Department of Integrated Engineering, University of San Diego, San Diego, CA 92110, USA; Department of Physiology and Pharmacology, Karolinska Institutet, 171 77 Stockholm, Sweden.
Science for Life Laboratory, KTH-Royal Institute of Technology, 171 65 Solna, Sweden.
Cell Rep. 2020 Jun 23;31(12):107808. doi: 10.1016/j.celrep.2020.107808.

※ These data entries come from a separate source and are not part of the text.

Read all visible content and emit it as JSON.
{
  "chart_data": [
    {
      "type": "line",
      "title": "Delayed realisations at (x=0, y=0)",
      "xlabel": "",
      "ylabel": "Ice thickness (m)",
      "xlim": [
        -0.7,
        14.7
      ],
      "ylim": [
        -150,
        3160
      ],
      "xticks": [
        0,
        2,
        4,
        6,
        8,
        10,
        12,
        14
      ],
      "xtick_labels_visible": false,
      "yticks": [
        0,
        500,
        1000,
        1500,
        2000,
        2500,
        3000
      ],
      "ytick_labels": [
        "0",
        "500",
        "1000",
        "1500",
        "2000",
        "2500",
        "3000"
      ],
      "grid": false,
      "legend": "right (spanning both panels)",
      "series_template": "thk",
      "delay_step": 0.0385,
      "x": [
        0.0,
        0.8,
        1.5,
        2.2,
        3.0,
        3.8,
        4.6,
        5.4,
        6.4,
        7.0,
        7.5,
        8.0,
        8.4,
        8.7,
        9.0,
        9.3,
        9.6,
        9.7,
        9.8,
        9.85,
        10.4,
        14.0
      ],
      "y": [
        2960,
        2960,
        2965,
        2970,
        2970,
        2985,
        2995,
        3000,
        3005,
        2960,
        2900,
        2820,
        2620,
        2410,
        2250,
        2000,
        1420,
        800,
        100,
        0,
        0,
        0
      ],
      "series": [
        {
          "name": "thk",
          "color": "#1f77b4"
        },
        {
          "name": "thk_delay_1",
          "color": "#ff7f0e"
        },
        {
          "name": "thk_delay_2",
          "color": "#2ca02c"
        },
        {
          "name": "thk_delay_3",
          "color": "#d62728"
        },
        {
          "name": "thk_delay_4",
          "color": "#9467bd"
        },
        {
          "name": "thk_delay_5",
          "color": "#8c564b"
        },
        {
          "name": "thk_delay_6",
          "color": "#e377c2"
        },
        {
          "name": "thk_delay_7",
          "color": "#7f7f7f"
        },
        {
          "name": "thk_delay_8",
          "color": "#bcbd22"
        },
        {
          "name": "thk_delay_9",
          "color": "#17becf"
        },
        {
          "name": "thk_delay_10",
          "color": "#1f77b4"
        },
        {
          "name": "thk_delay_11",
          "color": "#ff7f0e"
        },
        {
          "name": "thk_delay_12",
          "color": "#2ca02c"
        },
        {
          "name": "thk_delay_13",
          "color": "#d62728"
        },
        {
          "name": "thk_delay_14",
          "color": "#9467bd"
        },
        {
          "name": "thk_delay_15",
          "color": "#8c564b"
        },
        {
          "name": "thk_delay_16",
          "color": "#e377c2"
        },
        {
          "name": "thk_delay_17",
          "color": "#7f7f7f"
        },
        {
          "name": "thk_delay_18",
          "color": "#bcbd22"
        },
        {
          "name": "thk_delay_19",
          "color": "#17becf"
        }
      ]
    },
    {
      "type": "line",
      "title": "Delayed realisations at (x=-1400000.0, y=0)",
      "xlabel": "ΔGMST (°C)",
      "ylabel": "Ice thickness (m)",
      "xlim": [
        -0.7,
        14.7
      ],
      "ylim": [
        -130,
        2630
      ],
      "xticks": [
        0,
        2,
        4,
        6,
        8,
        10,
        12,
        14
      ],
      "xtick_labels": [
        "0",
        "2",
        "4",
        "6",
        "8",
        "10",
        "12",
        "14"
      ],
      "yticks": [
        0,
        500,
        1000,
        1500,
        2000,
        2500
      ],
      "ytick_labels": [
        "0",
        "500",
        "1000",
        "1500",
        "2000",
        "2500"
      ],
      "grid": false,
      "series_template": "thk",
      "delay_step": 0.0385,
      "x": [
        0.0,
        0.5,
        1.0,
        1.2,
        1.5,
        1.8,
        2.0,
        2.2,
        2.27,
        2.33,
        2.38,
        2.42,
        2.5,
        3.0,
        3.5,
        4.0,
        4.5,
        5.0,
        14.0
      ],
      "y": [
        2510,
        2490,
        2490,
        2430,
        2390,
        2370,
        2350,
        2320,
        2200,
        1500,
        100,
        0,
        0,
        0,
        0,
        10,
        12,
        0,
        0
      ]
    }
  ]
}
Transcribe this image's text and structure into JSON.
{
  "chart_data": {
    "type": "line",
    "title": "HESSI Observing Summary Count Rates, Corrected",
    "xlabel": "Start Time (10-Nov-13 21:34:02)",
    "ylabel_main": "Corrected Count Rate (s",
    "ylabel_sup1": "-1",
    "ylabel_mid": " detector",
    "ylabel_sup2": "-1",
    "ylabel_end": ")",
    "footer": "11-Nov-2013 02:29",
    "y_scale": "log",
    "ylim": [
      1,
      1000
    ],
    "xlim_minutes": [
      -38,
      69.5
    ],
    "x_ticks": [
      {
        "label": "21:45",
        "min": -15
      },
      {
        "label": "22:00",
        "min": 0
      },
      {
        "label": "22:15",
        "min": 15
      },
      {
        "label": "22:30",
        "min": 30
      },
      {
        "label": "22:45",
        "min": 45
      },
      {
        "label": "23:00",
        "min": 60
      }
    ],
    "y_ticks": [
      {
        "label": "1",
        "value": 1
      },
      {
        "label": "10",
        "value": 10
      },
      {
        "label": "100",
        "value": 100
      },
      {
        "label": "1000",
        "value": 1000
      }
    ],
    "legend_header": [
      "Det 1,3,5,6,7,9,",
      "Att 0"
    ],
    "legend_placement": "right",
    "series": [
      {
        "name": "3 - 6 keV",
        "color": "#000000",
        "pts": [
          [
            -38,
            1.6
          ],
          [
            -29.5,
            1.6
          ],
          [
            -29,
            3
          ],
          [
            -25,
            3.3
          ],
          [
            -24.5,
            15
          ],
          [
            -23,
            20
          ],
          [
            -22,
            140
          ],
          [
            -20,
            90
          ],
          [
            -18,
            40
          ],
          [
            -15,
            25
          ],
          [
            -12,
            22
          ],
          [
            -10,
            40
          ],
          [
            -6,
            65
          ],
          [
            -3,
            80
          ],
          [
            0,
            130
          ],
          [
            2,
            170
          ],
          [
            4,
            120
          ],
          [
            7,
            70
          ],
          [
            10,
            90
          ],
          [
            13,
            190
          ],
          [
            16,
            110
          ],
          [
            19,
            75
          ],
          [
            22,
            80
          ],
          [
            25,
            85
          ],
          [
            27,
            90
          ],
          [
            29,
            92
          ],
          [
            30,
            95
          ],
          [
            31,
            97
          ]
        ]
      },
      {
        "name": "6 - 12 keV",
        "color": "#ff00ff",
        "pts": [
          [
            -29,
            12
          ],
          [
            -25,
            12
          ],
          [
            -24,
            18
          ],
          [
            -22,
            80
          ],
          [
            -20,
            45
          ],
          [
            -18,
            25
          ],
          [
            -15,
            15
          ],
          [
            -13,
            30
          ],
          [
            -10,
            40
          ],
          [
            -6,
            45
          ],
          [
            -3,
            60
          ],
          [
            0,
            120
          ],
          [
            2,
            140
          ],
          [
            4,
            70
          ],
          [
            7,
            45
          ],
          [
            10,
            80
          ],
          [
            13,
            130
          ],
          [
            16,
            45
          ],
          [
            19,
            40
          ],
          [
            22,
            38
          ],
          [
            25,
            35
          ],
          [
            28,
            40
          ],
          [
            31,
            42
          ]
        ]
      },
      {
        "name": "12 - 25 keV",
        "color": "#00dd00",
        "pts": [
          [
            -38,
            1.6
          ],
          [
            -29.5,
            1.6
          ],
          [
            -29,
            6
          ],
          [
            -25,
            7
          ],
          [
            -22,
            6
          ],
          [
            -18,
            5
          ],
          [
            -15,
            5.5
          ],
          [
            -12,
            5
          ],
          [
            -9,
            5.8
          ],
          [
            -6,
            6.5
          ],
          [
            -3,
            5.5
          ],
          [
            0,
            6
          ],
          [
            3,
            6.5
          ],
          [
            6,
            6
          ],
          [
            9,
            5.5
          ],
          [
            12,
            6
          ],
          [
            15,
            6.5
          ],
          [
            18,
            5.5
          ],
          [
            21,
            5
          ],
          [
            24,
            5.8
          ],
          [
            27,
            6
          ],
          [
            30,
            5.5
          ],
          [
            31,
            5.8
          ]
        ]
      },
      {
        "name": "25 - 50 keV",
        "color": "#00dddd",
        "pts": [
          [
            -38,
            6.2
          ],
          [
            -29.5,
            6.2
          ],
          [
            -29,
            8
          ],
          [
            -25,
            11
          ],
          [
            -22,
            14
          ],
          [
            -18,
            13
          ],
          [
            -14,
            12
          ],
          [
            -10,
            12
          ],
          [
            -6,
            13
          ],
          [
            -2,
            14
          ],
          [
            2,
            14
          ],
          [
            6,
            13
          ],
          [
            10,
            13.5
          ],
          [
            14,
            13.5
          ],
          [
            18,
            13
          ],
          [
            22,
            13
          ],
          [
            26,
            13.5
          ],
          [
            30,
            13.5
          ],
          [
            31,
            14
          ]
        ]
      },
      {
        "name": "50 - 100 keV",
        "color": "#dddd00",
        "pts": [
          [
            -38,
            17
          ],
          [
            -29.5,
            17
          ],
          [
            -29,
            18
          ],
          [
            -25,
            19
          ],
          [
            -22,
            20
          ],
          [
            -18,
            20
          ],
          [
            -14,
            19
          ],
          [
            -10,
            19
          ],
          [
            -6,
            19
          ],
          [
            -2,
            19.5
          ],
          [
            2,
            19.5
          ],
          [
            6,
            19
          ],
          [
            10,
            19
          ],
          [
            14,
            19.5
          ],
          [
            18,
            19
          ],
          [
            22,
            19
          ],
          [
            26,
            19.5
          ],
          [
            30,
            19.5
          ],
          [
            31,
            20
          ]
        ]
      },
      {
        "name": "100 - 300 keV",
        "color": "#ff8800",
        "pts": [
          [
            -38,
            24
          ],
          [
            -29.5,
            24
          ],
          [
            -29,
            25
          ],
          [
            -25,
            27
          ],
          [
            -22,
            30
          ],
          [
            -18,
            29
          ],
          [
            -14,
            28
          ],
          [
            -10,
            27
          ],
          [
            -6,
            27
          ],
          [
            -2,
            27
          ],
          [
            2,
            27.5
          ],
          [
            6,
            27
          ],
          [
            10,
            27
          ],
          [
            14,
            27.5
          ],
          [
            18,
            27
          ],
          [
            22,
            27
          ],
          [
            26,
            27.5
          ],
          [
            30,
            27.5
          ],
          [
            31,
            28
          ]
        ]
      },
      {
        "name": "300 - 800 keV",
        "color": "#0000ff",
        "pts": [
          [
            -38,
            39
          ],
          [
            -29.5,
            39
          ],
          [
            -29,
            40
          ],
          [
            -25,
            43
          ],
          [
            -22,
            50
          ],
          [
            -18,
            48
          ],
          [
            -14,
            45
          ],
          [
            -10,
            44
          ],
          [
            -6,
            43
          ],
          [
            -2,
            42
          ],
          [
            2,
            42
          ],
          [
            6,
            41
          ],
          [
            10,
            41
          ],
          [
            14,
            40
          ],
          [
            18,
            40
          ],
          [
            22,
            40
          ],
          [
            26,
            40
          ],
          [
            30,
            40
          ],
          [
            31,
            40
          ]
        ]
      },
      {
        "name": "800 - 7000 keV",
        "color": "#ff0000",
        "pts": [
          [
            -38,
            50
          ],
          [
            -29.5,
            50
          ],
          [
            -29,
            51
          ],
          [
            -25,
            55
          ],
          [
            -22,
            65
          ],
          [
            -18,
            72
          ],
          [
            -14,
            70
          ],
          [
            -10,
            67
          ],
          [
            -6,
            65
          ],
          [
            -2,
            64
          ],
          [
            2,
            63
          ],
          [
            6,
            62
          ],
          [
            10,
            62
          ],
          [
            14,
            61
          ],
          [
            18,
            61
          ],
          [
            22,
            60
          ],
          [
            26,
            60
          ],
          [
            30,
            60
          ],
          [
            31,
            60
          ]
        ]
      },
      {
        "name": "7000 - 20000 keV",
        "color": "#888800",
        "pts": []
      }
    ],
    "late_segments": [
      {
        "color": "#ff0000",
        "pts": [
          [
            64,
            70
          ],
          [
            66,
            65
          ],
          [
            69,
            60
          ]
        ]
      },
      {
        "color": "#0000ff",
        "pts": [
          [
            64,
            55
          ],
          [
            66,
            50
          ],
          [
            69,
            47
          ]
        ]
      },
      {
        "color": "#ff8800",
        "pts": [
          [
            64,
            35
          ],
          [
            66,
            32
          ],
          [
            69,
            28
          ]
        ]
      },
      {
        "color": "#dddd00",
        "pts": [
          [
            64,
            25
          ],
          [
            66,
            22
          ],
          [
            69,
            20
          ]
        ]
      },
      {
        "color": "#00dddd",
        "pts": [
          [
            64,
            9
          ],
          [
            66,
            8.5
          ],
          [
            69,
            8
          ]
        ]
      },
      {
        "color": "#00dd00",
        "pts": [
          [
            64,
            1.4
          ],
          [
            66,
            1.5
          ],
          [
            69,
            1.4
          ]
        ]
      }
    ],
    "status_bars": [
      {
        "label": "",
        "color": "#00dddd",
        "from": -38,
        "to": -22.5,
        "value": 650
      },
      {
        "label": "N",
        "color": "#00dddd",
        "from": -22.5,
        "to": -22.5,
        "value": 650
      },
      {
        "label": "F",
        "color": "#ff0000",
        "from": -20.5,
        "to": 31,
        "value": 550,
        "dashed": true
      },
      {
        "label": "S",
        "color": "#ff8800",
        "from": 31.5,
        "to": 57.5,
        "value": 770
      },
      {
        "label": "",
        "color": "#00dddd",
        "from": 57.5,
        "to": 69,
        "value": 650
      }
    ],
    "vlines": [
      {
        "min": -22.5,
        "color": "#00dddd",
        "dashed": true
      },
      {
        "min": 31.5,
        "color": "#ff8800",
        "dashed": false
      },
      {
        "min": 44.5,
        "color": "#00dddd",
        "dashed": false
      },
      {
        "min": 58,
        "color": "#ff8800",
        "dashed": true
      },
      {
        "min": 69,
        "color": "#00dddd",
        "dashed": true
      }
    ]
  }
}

To better understand the health benefits of lifelong exercise in humans, we conduct global skeletal muscle transcriptomic analyses of long-term endurance- (9 men, 9 women) and strength-trained (7 men) humans compared with age-matched untrained controls (7 men, 8 women). Transcriptomic analysis, Gene Ontology, and genome-scale metabolic modeling demonstrate changes in pathways related to the prevention of metabolic diseases, particularly with endurance training. Our data also show prominent sex differences between controls and that these differences are reduced with endurance training. Additionally, we compare our data with studies examining muscle gene expression before and after a months-long training period in individuals with metabolic diseases. This analysis reveals that training shifts gene expression in individuals with impaired metabolism to become more similar to our endurance-trained group. Overall, our data provide an extensive examination of the accumulated transcriptional changes that occur with decades-long training and identify important "exercise-responsive" genes that could attenuate metabolic disease.
为了更好地理解人类终身锻炼的健康益处,我们对长期进行耐力训练(9 名男性,9 名女性)和力量训练(7 名男性)的人类以及年龄匹配的未经训练的对照组(7 名男性,8 名女性)的全球骨骼肌转录组进行了分析。转录组分析、基因本体论和基因组规模的代谢建模表明,与代谢疾病预防相关的途径发生了变化,尤其是耐力训练。我们的数据还显示了对照组之间存在明显的性别差异,而这些差异在耐力训练后会减少。此外,我们还将我们的数据与研究患有代谢疾病的个体在长达一个月的训练期前后的肌肉基因表达进行了比较。这项分析表明,训练会改变代谢受损个体的基因表达,使其变得更类似于我们的耐力训练组。总的来说,我们的数据提供了对数十年来训练所产生的累积转录变化的广泛检查,并确定了一些可能减轻代谢疾病的重要“运动反应”基因。